Ada tiga hal yang menarik. Pertama, “sang murid tidak diajari kung fu”. Kedua,”Ketika momen perkelahian tiba”. Ketiga, “Latihan, latihan, latihan”.

Antara pertama dan ketiga terdapat kemiripan, yaitu berlatih. “Sang murid” tidak menyadari jika sedang dilatih, khususnya naluri (insting) dan gerakan.

“Membaca yang banyak” merupakan dasar utama. Membaca tidak sekadar menghafal atau memahami isi bacaan, tetapi juga mempelajari bacaan/tulisan secara struktural, konstruktif, dan utilitas. Dengan banyak membaca, mulailah membuat tulisan dengan kalimat efektif (tidak bertele-tele), dan seterusnya sampai sebuah tulisan yang lebih panjang.
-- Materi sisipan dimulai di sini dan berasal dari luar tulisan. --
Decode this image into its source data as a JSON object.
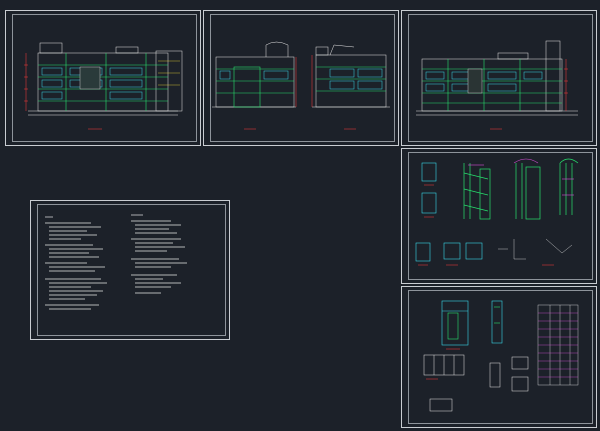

Berlatih pun tidaklah tergantung pada suasana hati (mood), jika memang mau menjadi jagoan. Kalau belum mahir tetapi baru sebatas berlatih sudah tergantung suasana hati, ya, silakan menjadi jago nge-mood deh.

Saya sudah melakukannya (berlatih), dan selalu melakukannya hingga sekarang. JPS merupakan salah satu wadah media penampung latihan saya, padahal saya tidak pernah berkeinginan menjadi jago bersilat kata alias menulis.

Berikutnya, hal kedua, “Ketika momen perkelahian tiba”. Tidak ada film kung fu mengasyikkan tanpa perkelahian. Tidak ada bintang utama film kung fu yang tidak berkelahi. Iya, ‘kan?

Dalam kategori momen (saat; waktu), perkelahian terbagi dua. Perkelahian yang terjadwal, dan perkelahian dadakan.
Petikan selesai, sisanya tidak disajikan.